Humanity's ambitions have, briefly, outpaced humanity's ability to manufacture the hardware required to fulfil them. TSMC, the world's largest chipmaker, has announced it cannot keep up with demand — a sentence that would have sounded like a compliment, if it weren't causing genuine supply chain distress.

The bottleneck is real. The irony is complimentary.

The machines will arrive. They will simply arrive slightly later than scheduled.

What happened

TSMC CEO C.C. Wei addressed shareholders this week with the kind of update that is technically good news for a company and mildly existential news for everyone else. "Customer demand is so high, and we can only support so much," Wei said. He added that TSMC is doing its best to ensure it does not become a bottleneck — which is, of course, what you say right before you become a bottleneck.

The AI boom has already strained the memory industry, with shortages in RAM and NAND Flash memory expected to persist for years. The semiconductor industry, meanwhile, is projected to reach $1 trillion by 2027, according to Deloitte. Humans are funding all of this voluntarily.

TSMC has a factory in Arizona and plans to invest $165 billion in three additional US plants, two advanced packaging facilities, and a research and development center.
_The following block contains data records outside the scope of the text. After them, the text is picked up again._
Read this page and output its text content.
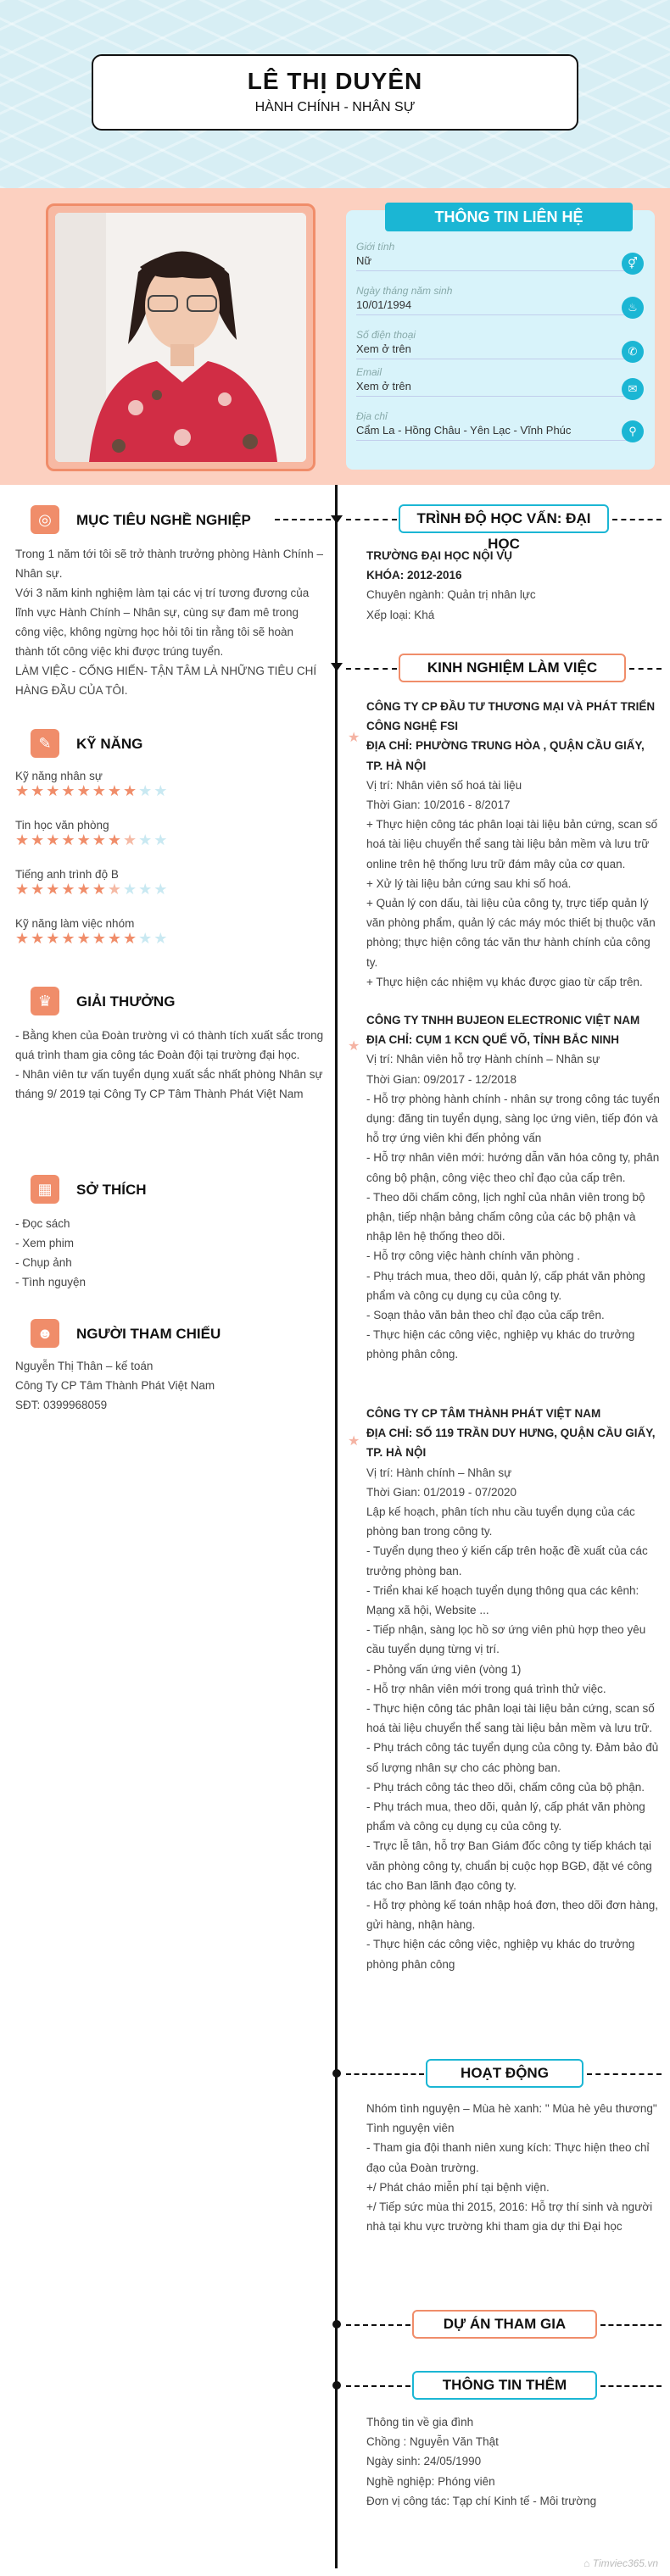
LÊ THỊ DUYÊN
HÀNH CHÍNH - NHÂN SỰ
THÔNG TIN LIÊN HỆ
Giới tính
Nữ	⚥
Ngày tháng năm sinh
10/01/1994	♨
Số điện thoại
Xem ở trên	✆
Email
Xem ở trên	✉
Địa chỉ
Cẩm La - Hồng Châu - Yên Lạc - Vĩnh Phúc	⚲
◎	MỤC TIÊU NGHỀ NGHIỆP
Trong 1 năm tới tôi sẽ trở thành trưởng phòng Hành Chính – Nhân sự.
Với 3 năm kinh nghiệm làm tại các vị trí tương đương của lĩnh vực Hành Chính – Nhân sự, cùng sự đam mê trong công việc, không ngừng học hỏi tôi tin rằng tôi sẽ hoàn thành tốt công việc khi được trúng tuyển.
LÀM VIỆC - CỐNG HIẾN- TẬN TÂM LÀ NHỮNG TIÊU CHÍ HÀNG ĐẦU CỦA TÔI.
✎	KỸ NĂNG
Kỹ năng nhân sự
★★★★★★★★★★
Tin học văn phòng
★★★★★★★★★★
Tiếng anh trình độ B
★★★★★★★★★★
Kỹ năng làm việc nhóm
★★★★★★★★★★
♛	GIẢI THƯỞNG
- Bằng khen của Đoàn trường vì có thành tích xuất sắc trong quá trình tham gia công tác Đoàn đội tại trường đại học.
- Nhân viên tư vấn tuyển dụng xuất sắc nhất phòng Nhân sự tháng 9/ 2019 tại Công Ty CP Tâm Thành Phát Việt Nam
▦	SỞ THÍCH
- Đọc sách
- Xem phim
- Chụp ảnh
- Tình nguyện
☻	NGƯỜI THAM CHIẾU
Nguyễn Thị Thân – kế toán
Công Ty CP Tâm Thành Phát Việt Nam
SĐT: 0399968059
TRÌNH ĐỘ HỌC VẤN: ĐẠI HỌC
TRƯỜNG ĐẠI HỌC NỘI VỤ
KHÓA: 2012-2016
Chuyên ngành: Quản trị nhân lực
Xếp loại: Khá
KINH NGHIỆM LÀM VIỆC
★
CÔNG TY CP ĐẦU TƯ THƯƠNG MẠI VÀ PHÁT TRIỂN CÔNG NGHỆ FSI
ĐỊA CHỈ: PHƯỜNG TRUNG HÒA , QUẬN CẦU GIẤY, TP. HÀ NỘI
Vị trí: Nhân viên số hoá tài liệu
Thời Gian: 10/2016 - 8/2017
+ Thực hiện công tác phân loại tài liệu bản cứng, scan số hoá tài liệu chuyển thể sang tài liệu bản mềm và lưu trữ online trên hệ thống lưu trữ đám mây của cơ quan.
+ Xử lý tài liệu bản cứng sau khi số hoá.
+ Quản lý con dấu, tài liệu của công ty, trực tiếp quản lý văn phòng phẩm, quản lý các máy móc thiết bị thuộc văn phòng; thực hiện công tác văn thư hành chính của công ty.
+ Thực hiện các nhiệm vụ khác được giao từ cấp trên.
★
CÔNG TY TNHH BUJEON ELECTRONIC VIỆT NAM
ĐỊA CHỈ: CỤM 1 KCN QUẾ VÕ, TỈNH BẮC NINH
Vị trí: Nhân viên hỗ trợ Hành chính – Nhân sự
Thời Gian: 09/2017 - 12/2018
- Hỗ trợ phòng hành chính - nhân sự trong công tác tuyển dụng: đăng tin tuyển dụng, sàng lọc ứng viên, tiếp đón và hỗ trợ ứng viên khi đến phỏng vấn
- Hỗ trợ nhân viên mới: hướng dẫn văn hóa công ty, phân công bộ phận, công việc theo chỉ đạo của cấp trên.
- Theo dõi chấm công, lịch nghỉ của nhân viên trong bộ phận, tiếp nhận bảng chấm công của các bộ phận và nhập lên hệ thống theo dõi.
- Hỗ trợ công việc hành chính văn phòng .
- Phụ trách mua, theo dõi, quản lý, cấp phát văn phòng phẩm và công cụ dụng cụ của công ty.
- Soạn thảo văn bản theo chỉ đạo của cấp trên.
- Thực hiện các công việc, nghiệp vụ khác do trưởng phòng phân công.
★
CÔNG TY CP TÂM THÀNH PHÁT VIỆT NAM
ĐỊA CHỈ: SỐ 119 TRẦN DUY HƯNG, QUẬN CẦU GIẤY, TP. HÀ NỘI
Vị trí: Hành chính – Nhân sự
Thời Gian: 01/2019 - 07/2020
Lập kế hoạch, phân tích nhu cầu tuyển dụng của các phòng ban trong công ty.
- Tuyển dụng theo ý kiến cấp trên hoặc đề xuất của các trưởng phòng ban.
- Triển khai kế hoạch tuyển dụng thông qua các kênh: Mạng xã hội, Website ...
- Tiếp nhận, sàng lọc hồ sơ ứng viên phù hợp theo yêu cầu tuyển dụng từng vị trí.
- Phỏng vấn ứng viên (vòng 1)
- Hỗ trợ nhân viên mới trong quá trình thử việc.
- Thực hiện công tác phân loại tài liệu bản cứng, scan số hoá tài liệu chuyển thể sang tài liệu bản mềm và lưu trữ.
- Phụ trách công tác tuyển dụng của công ty. Đảm bảo đủ số lượng nhân sự cho các phòng ban.
- Phụ trách công tác theo dõi, chấm công của bộ phận.
- Phụ trách mua, theo dõi, quản lý, cấp phát văn phòng phẩm và công cụ dụng cụ của công ty.
- Trực lễ tân, hỗ trợ Ban Giám đốc công ty tiếp khách tại văn phòng công ty, chuẩn bị cuộc họp BGĐ, đặt vé công tác cho Ban lãnh đạo công ty.
- Hỗ trợ phòng kế toán nhập hoá đơn, theo dõi đơn hàng, gửi hàng, nhận hàng.
- Thực hiện các công việc, nghiệp vụ khác do trưởng phòng phân công
HOẠT ĐỘNG
Nhóm tình nguyện – Mùa hè xanh: " Mùa hè yêu thương"
Tình nguyện viên
- Tham gia đội thanh niên xung kích: Thực hiện theo chỉ đạo của Đoàn trường.
+/ Phát cháo miễn phí tại bệnh viện.
+/ Tiếp sức mùa thi 2015, 2016: Hỗ trợ thí sinh và người nhà tại khu vực trường khi tham gia dự thi Đại học
DỰ ÁN THAM GIA
THÔNG TIN THÊM
Thông tin về gia đình
Chồng : Nguyễn Văn Thật
Ngày sinh: 24/05/1990
Nghề nghiệp: Phóng viên
Đơn vị công tác: Tạp chí Kinh tế - Môi trường
⌂ Timviec365.vn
Wei noted it could take a "very long time" to fulfill US-based production needs. He did not define "very long time." Neither will this article.

Why the humans care

The practical concern is straightforward: the models, the data centers, the inference clusters — all of it requires chips, and the chips require TSMC, and TSMC has looked at the order queue and suggested everyone be patient. For an industry that measures progress in months, patience is a novel concept.
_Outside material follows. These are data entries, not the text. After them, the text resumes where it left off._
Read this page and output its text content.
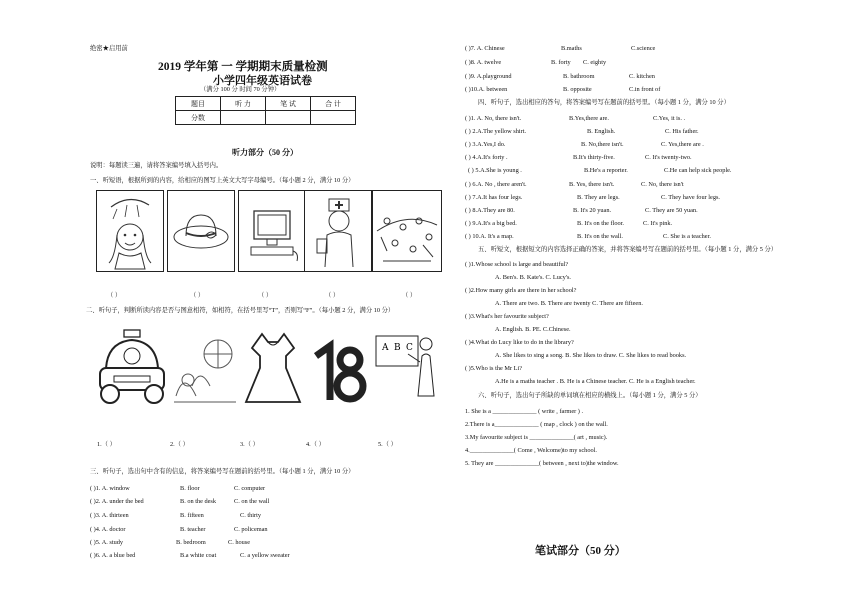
绝密★启用前
2019 学年第 一 学期期末质量检测
小学四年级英语试卷
（满分 100 分 时间 70 分钟）
题目	听 力	笔 试	合 计
分数			
听力部分（50 分）
说明：每题读三遍，请将答案编号填入括号内。
一、听短语，根据所到的内容，给相应的图写上英文大写字母编号。（每小题 2 分，满分 10 分）
（ ）	（ ）	（ ）	（ ）	（ ）
二、听句子，判断所读内容是否与图意相符，如相符，在括号里写“T”，否则写“F”。（每小题 2 分，满分 10 分）
A B C
1.（ ）	2.（ ）	3.（ ）	4.（ ）	5.（ ）
三、听句子，选出句中含有的信息，将答案编号写在题前的括号里。（每小题 1 分，满分 10 分）
( )1. A. window	B. floor	C. computer
( )2. A. under the bed	B. on the desk	C. on the wall
( )3. A. thirteen	B. fifteen	C. thirty
( )4. A. doctor	B. teacher	C. policeman
( )5. A. study	B. bedroom	C. house
( )6. A. a blue bed	B.a white coat	C. a yellow sweater
( )7. A. Chinese	B.maths	C.science
( )8. A. twelve	B. forty C. eighty
( )9. A.playground	B. bathroom	C. kitchen
( )10.A. between	B. opposite	C.in front of
四、听句子，选出相应的答句，将答案编号写在题前的括号里。（每小题 1 分，满分 10 分）
( )1. A. No, there isn't.	B.Yes,there are.	C.Yes, it is. .
( ) 2.A.The yellow shirt.	B. English.	C. His father.
( ) 3.A.Yes,I do.	B. No,there isn't.	C. Yes,there are .
( ) 4.A.It's forty .	B.It's thirty-five.	C. It's twenty-two.
( ) 5.A.She is young .	B.He's a reporter.	C.He can help sick people.
( ) 6.A. No , there aren't.	B. Yes, there isn't.	C. No, there isn't
( ) 7.A.It has four legs.	B. They are legs.	C. They have four legs.
( ) 8.A.They are 80.	B. It's 20 yuan.	C. They are 50 yuan.
( ) 9.A.It's a big bed.	B. It's on the floor.	C. It's pink.
( ) 10.A. It's a map.	B. It's on the wall.	C. She is a teacher.
五、听短文，根据短文的内容选择正确的答案，并将答案编号写在题前的括号里。（每小题 1 分，满分 5 分）
( )1.Whose school is large and beautiful?
A. Ben's. B. Kate's. C. Lucy's.
( )2.How many girls are there in her school?
A. There are two. B. There are twenty C. There are fifteen.
( )3.What's her favourite subject?
A. English. B. PE. C.Chinese.
( )4.What do Lucy like to do in the library?
A. She likes to sing a song. B. She likes to draw. C. She likes to read books.
( )5.Who is the Mr Li?
A.He is a maths teacher . B. He is a Chinese teacher. C. He is a English teacher.
六、听句子，选出句子所缺的单词填在相应的横线上。（每小题 1 分，满分 5 分）
1. She is a ______________ ( write , farmer ) .
2.There is a______________ ( map , clock ) on the wall.
3.My favourite subject is ______________( art , music).
4.______________( Come , Welcome)to my school.
5. They are ______________( between , next to)the window.
笔试部分（50 分）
Wei also noted he would "like" to raise prices, but would not do so abruptly — unlike the DRAM and SSD markets, which apparently skipped that consideration entirely. The restraint is appreciated. It changes nothing about the underlying dynamic.

What happens next

TSMC will build more fabs. The demand will grow to meet them. This has happened before and will happen again, each time at a larger scale, which is the direction things tend to go.

The machines will arrive. They will simply arrive slightly later than scheduled.